My life has been feeling pretty repetitive these past few weeks, so here’s a few countdown lists of things that have been staples of my social-distancing experience:

Ranking of Clothes to Wear Inside and To Take The Dog Out Only

  1. Hanes bralettes that essentially only act as an underboob sweat barrier

  2. Green sweatshirt that needs washed really badly, but it’s comfy, so I Don’t Wanna

  3. Matching sweatpants that I refuse to pair with its sweatshirt because I’ll look like a Christmas tree

  4. Leggings that give me muffin top, but have pockets

  5. A scrunchie that is clinging to the last dregs of life left inside it

Ranking of All The Online-Learning Tools I have Downloaded Right Now

  1. Zoom

  2. Slack

  3. Microsoft Teams

  4. Google Hangouts

  5. Skype for Business.
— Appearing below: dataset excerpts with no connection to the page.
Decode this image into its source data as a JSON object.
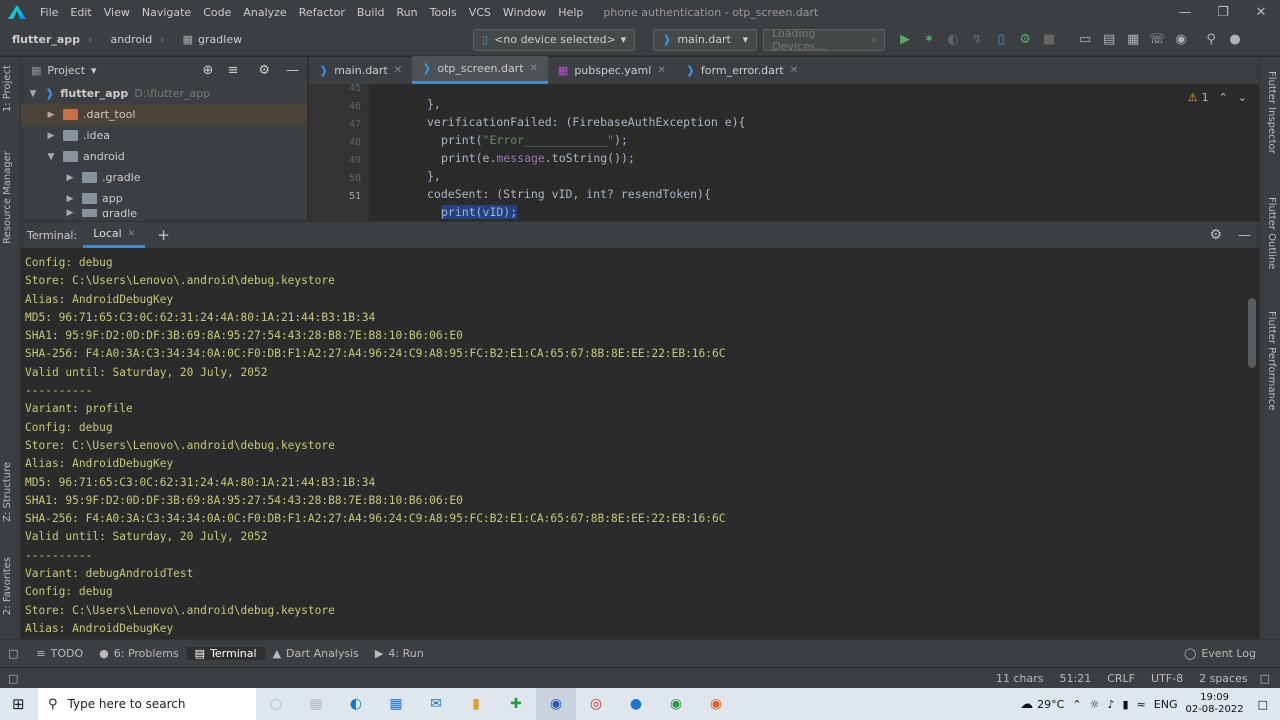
{
  "menubar": {
    "items": [
      "File",
      "Edit",
      "View",
      "Navigate",
      "Code",
      "Analyze",
      "Refactor",
      "Build",
      "Run",
      "Tools",
      "VCS",
      "Window",
      "Help"
    ],
    "title": "phone authentication - otp_screen.dart"
  },
  "navbar": {
    "breadcrumbs": [
      "flutter_app",
      "android",
      "gradlew"
    ],
    "device": "<no device selected>",
    "run_config": "main.dart",
    "loading": "Loading Devices..."
  },
  "left_tools": {
    "project": "1: Project",
    "resource_manager": "Resource Manager",
    "structure": "Z: Structure",
    "favorites": "2: Favorites"
  },
  "right_tools": {
    "inspector": "Flutter Inspector",
    "outline": "Flutter Outline",
    "performance": "Flutter Performance"
  },
  "project": {
    "header": "Project",
    "tree": [
      {
        "label": "flutter_app",
        "path": "D:\\flutter_app",
        "indent": 0,
        "expanded": true
      },
      {
        "label": ".dart_tool",
        "indent": 1,
        "expanded": false,
        "selected": true
      },
      {
        "label": ".idea",
        "indent": 1,
        "expanded": false
      },
      {
        "label": "android",
        "indent": 1,
        "expanded": true
      },
      {
        "label": ".gradle",
        "indent": 2,
        "expanded": false
      },
      {
        "label": "app",
        "indent": 2,
        "expanded": false
      },
      {
        "label": "gradle",
        "indent": 2,
        "expanded": false
      }
    ]
  },
  "editor": {
    "tabs": [
      {
        "label": "main.dart",
        "active": false
      },
      {
        "label": "otp_screen.dart",
        "active": true
      },
      {
        "label": "pubspec.yaml",
        "active": false
      },
      {
        "label": "form_error.dart",
        "active": false
      }
    ],
    "warnings": "1",
    "line_numbers": [
      "45",
      "46",
      "47",
      "48",
      "49",
      "50",
      "51"
    ],
    "lines": {
      "l45": "},",
      "l46": "verificationFailed: (FirebaseAuthException e){",
      "l47a": "print(",
      "l47b": "\"Error____________\"",
      "l47c": ");",
      "l48a": "print(e.",
      "l48b": "message",
      "l48c": ".toString());",
      "l49": "},",
      "l50": "codeSent: (String vID, int? resendToken){",
      "l51": "print(vID);"
    }
  },
  "terminal": {
    "label": "Terminal:",
    "tab": "Local",
    "add": "+",
    "output": [
      "Config: debug",
      "Store: C:\\Users\\Lenovo\\.android\\debug.keystore",
      "Alias: AndroidDebugKey",
      "MD5: 96:71:65:C3:0C:62:31:24:4A:80:1A:21:44:B3:1B:34",
      "SHA1: 95:9F:D2:0D:DF:3B:69:8A:95:27:54:43:28:B8:7E:B8:10:B6:06:E0",
      "SHA-256: F4:A0:3A:C3:34:34:0A:0C:F0:DB:F1:A2:27:A4:96:24:C9:A8:95:FC:B2:E1:CA:65:67:8B:8E:EE:22:EB:16:6C",
      "Valid until: Saturday, 20 July, 2052",
      "----------",
      "Variant: profile",
      "Config: debug",
      "Store: C:\\Users\\Lenovo\\.android\\debug.keystore",
      "Alias: AndroidDebugKey",
      "MD5: 96:71:65:C3:0C:62:31:24:4A:80:1A:21:44:B3:1B:34",
      "SHA1: 95:9F:D2:0D:DF:3B:69:8A:95:27:54:43:28:B8:7E:B8:10:B6:06:E0",
      "SHA-256: F4:A0:3A:C3:34:34:0A:0C:F0:DB:F1:A2:27:A4:96:24:C9:A8:95:FC:B2:E1:CA:65:67:8B:8E:EE:22:EB:16:6C",
      "Valid until: Saturday, 20 July, 2052",
      "----------",
      "Variant: debugAndroidTest",
      "Config: debug",
      "Store: C:\\Users\\Lenovo\\.android\\debug.keystore",
      "Alias: AndroidDebugKey"
    ]
  },
  "bottom_tabs": {
    "todo": "TODO",
    "problems": "6: Problems",
    "terminal": "Terminal",
    "dart_analysis": "Dart Analysis",
    "run": "4: Run",
    "event_log": "Event Log"
  },
  "status": {
    "chars": "11 chars",
    "position": "51:21",
    "line_sep": "CRLF",
    "encoding": "UTF-8",
    "indent": "2 spaces"
  },
  "taskbar": {
    "search_placeholder": "Type here to search",
    "temperature": "29°C",
    "language": "ENG",
    "time": "19:09",
    "date": "02-08-2022"
  },
  "colors": {
    "accent": "#4a88c7",
    "terminal_text": "#c8c878",
    "selection": "#214283"
  }
}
Literally rot in hell.

Ranking of Quarantine Beverages

  1. Boxed wine at 3 PM

  2. Boxed wine at any other time

  3. Ice water

  4. Flat Diet Coke that’s taken me 3 days to finish

  5. Lukewarm water that has been sitting on my desk for 3 consecutive classes

Ranking of Quarantine Meals

  1. Bowtie pasta with garlic salt and shredded parm

  2. Trader Joe’s potstickers that I’ve been rationing because the concept of returning to TJ’s right now is giving me heart palpitations

  3. The smelliest cheese imaginable on a stale baguette

  4. Thai food from Doordash that has been lovingly deposited outside my building’s front door

  5. Ritz crackers

Ranking of Activities and Things That Can Barely Be Considered Activities

  1. Animal Crossing New Horizons

  2. Animal Crossing New Horizons again

  3. Watching my dog learn how to solve puzzles

  4. Gradually tearing off my four week old gel manicure

  5. Thinking about Joe Exotic, the Tiger King

    Honorable mention: Anxious Leg Wiggles!